Une lycéenne révise pour son bac, en 2015. (Photo d\'illustration)
Une lycéenne révise pour son bac, en 2015. (Photo d'illustration) (JULIO PELAEZ / MAXPPP)

Comment se mettre en confiance ? Quels sujets réviser ? Thibault de Saint Maurice, professeur de philosophie, donne ses conseils à 24 heures de la première épreuve du baccalauréat. 

Les épreuves du baccalauréat 2017 démarrent jeudi 14 juin. Cette année, 718 890 candidats, de 13 à 74 ans, vont plancher jusqu'au 22 juin pour les épreuves écrites dans plus de 4 400 centres d'examen en France. Comme chaque année, l'examen commence avec l'épreuve de philosophie, dès 8 heures pour les candidats en filières générale et technologique. Que faut-il faire à la veille du grand jour ? Thibault de Saint Maurice, professeur de philosophie au lycée Romain Rolland (95), donne ses conseils.
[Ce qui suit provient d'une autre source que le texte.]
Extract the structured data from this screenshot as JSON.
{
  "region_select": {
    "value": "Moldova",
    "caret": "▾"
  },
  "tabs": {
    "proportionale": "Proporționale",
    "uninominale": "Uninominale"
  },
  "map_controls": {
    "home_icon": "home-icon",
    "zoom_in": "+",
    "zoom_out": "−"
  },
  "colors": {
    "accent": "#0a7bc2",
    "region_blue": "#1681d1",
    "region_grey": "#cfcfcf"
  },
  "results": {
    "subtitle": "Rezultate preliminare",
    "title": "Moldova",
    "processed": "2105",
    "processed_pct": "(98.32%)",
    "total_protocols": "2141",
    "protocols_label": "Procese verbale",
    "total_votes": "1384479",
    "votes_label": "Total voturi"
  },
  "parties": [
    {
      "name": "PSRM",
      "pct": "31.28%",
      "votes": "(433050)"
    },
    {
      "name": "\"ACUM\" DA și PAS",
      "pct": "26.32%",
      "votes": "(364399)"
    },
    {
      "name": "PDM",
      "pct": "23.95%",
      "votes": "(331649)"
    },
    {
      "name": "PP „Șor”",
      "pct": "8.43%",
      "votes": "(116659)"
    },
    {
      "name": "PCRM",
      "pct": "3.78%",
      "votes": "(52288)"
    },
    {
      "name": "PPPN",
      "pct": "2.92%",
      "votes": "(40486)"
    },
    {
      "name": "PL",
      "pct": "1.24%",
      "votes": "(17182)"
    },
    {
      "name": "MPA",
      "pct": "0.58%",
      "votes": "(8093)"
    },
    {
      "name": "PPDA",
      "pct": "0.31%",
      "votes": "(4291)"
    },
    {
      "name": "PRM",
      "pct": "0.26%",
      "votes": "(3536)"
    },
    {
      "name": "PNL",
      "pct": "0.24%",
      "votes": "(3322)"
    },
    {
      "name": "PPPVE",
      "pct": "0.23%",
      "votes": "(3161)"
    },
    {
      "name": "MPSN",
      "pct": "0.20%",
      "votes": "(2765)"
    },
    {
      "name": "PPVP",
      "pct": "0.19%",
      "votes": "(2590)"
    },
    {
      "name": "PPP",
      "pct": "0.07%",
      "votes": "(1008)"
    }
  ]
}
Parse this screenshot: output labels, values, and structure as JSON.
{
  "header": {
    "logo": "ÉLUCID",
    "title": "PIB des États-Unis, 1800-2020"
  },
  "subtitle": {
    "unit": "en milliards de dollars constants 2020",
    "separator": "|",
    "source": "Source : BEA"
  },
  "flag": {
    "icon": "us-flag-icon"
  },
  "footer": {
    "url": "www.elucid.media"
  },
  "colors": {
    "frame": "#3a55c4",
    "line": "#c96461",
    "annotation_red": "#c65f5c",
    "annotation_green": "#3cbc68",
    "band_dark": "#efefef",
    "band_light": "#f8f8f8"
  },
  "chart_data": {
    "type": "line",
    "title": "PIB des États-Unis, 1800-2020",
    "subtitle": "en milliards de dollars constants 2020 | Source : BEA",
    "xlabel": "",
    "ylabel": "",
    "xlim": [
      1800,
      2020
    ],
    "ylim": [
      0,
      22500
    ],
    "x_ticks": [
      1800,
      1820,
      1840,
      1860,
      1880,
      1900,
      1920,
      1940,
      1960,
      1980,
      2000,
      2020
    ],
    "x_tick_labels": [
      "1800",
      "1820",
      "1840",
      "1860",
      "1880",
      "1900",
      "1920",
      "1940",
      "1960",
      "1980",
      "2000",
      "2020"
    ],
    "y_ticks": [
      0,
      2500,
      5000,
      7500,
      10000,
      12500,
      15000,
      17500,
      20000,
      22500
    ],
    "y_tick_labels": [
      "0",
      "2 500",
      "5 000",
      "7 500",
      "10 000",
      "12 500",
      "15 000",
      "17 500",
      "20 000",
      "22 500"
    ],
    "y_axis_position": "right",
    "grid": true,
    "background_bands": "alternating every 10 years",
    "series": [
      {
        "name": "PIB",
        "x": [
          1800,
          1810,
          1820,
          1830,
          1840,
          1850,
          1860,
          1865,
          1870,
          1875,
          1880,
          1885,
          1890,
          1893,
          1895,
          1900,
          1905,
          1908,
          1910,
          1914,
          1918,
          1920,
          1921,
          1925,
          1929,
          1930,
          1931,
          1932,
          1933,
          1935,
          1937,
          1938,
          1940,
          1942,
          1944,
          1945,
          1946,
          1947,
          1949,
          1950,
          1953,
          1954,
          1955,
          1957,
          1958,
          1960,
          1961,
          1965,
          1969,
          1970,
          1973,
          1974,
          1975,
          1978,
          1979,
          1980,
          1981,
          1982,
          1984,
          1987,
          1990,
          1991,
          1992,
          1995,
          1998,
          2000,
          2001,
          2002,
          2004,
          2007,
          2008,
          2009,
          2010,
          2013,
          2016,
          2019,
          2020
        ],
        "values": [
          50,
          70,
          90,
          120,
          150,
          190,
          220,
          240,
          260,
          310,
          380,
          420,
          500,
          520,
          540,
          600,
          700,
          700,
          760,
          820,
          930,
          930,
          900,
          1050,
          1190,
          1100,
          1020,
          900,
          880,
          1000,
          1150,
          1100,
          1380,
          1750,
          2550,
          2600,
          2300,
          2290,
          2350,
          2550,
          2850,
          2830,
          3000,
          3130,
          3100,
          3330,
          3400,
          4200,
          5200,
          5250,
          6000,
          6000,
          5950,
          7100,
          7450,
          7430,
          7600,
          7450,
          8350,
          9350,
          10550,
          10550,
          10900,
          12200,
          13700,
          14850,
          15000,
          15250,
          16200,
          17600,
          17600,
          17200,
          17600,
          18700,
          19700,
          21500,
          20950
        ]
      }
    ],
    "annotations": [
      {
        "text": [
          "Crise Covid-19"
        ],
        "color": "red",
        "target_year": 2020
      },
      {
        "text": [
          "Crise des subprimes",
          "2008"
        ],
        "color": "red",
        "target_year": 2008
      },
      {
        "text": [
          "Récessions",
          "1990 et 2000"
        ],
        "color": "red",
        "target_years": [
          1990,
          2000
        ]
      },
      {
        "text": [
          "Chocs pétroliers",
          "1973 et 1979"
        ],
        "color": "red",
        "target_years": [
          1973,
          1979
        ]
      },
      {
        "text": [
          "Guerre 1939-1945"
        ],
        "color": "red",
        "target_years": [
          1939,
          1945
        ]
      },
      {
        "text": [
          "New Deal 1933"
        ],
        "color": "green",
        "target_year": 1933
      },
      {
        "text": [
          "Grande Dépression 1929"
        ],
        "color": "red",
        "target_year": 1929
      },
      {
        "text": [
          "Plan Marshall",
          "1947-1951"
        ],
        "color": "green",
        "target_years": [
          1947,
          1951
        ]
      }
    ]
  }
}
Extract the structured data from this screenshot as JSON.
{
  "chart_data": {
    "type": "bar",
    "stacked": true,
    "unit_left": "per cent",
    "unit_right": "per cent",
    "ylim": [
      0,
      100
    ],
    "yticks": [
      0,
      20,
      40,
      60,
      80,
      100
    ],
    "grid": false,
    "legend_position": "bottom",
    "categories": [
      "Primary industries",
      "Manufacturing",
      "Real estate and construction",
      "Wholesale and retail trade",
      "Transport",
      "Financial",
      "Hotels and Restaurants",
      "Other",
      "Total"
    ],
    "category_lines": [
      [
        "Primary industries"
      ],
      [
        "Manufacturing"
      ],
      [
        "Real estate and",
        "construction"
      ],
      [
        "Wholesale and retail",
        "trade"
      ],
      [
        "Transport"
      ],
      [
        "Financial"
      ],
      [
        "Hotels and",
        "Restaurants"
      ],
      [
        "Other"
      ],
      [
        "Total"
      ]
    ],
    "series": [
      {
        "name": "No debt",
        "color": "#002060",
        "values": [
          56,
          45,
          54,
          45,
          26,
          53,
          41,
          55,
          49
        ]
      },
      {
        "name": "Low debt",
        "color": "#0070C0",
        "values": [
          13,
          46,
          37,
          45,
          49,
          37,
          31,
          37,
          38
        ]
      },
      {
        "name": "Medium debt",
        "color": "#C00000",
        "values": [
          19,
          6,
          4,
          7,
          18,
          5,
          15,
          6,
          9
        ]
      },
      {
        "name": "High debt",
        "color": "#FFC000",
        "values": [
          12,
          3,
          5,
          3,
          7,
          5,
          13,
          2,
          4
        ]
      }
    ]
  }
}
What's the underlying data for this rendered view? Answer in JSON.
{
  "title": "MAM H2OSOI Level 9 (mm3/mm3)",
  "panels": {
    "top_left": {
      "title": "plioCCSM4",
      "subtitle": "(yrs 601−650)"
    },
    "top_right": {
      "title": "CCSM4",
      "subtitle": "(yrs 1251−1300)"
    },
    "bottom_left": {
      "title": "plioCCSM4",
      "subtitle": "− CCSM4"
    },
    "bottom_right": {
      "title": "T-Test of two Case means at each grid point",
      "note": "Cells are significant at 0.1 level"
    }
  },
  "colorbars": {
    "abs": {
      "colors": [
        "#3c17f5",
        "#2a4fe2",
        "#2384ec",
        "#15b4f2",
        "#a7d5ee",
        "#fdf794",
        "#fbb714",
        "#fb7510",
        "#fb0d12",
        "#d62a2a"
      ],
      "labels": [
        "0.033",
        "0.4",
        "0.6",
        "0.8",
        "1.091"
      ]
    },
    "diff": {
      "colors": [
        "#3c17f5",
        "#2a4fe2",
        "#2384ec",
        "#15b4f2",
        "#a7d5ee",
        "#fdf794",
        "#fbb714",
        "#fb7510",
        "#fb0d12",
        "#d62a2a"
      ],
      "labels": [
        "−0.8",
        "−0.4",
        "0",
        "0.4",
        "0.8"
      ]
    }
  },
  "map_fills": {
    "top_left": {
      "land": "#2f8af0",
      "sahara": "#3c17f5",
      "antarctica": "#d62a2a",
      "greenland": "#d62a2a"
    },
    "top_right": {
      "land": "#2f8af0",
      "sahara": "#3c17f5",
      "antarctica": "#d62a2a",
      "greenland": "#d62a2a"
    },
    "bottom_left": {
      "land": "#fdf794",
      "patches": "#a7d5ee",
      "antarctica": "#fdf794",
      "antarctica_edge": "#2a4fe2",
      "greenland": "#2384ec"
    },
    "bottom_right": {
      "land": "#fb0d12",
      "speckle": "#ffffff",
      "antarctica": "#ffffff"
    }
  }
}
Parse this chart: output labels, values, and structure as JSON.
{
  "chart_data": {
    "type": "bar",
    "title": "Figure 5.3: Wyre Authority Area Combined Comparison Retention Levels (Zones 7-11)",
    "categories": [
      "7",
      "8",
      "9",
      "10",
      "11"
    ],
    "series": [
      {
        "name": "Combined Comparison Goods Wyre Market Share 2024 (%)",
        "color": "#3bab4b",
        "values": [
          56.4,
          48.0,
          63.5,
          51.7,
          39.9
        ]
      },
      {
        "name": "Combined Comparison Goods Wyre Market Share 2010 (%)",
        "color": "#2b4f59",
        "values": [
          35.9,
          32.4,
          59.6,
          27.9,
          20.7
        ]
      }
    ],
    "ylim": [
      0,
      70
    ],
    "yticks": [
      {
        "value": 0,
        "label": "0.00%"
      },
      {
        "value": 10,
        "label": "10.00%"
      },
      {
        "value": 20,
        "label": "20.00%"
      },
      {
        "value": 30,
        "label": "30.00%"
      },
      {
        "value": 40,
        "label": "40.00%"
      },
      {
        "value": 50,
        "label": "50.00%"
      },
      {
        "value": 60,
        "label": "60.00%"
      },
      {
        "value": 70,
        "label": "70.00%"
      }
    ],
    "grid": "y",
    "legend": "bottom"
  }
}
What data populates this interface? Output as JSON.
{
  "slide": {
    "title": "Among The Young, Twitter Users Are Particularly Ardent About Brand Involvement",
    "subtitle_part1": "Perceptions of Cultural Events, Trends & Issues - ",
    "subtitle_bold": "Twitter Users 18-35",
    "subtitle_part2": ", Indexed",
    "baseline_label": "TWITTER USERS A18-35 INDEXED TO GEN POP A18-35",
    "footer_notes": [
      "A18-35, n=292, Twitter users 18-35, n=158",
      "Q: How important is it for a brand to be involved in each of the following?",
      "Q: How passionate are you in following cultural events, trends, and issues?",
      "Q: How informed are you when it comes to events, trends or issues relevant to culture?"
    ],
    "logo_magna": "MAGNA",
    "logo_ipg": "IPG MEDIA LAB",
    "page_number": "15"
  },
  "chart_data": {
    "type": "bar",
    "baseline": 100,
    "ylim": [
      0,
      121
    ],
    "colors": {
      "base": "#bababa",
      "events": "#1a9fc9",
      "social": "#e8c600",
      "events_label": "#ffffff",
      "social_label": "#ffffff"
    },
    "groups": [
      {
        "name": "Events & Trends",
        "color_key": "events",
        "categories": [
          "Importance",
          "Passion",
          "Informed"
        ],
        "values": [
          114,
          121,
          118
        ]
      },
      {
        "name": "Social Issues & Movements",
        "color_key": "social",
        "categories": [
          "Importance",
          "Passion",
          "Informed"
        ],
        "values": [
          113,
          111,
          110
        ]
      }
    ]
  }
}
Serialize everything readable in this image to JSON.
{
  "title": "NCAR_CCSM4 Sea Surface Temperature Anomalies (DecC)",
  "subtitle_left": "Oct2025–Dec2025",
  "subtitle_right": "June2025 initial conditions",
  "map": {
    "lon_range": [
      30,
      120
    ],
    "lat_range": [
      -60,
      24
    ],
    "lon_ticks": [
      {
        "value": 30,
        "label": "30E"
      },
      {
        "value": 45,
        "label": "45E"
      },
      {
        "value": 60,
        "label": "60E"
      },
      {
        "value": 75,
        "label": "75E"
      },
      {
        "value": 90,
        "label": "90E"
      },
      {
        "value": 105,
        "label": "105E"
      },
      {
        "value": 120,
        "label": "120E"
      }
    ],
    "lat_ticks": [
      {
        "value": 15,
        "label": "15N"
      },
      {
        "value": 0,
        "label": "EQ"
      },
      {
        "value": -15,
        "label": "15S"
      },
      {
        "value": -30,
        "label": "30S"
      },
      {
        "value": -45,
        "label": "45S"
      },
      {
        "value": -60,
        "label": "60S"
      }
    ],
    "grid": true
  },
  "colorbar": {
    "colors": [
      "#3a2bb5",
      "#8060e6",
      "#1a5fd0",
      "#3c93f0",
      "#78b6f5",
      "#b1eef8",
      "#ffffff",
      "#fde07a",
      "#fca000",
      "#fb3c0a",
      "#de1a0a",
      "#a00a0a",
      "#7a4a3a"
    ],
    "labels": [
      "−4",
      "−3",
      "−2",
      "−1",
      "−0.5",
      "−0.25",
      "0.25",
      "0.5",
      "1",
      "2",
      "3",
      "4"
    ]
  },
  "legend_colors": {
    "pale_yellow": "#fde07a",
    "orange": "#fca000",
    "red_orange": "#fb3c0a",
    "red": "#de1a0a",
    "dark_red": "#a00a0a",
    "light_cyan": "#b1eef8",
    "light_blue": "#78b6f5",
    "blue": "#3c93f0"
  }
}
franceinfo : Faut-il tout revoir à un jour du début des épreuves du bac ?

Thibault de Saint Maurice : L'objectif de cette journée est de se mettre confiance. Plutôt que de se lancer dans des révisions de choses sur lesquelles on se sent un peu fragile, il faut faire le plein de certitudes avec les choses que l'on pense maîtriser le mieux.

Faut-il réviser autre chose que la philosophie ?

On peut encore continuer à tisser les disciplines entre elles, parce qu'il peut y avoir des rapprochements intéressants. Il est certain que, pour l'épreuve de philo, qui a lieu demain (jeudi), il vaut mieux consacrer la dernière partie de cette journée à des révisions plus ciblées, sur des citations, quelques arguments ou quelques définitions que l'on connaît déjà, par exemple.

Qu'est-ce qui dans l'actualité de cette année pourrait faire un sujet ?

On s'interroge toujours sur ce lien. En réalité, il faut plutôt prendre le problème à l'envers : qu'est-ce qui dans notre actualité a permis de poser des questions assez inactuelles ? Cette année de campagnes de primaires, présidentielle et législatives a été une formidable occasion de s'interroger sur le politique, le sens de la participation à la vie publique et sur le pouvoir. Cela permet de faire le lien entre moral et politique et d'interroger ses propres convictions.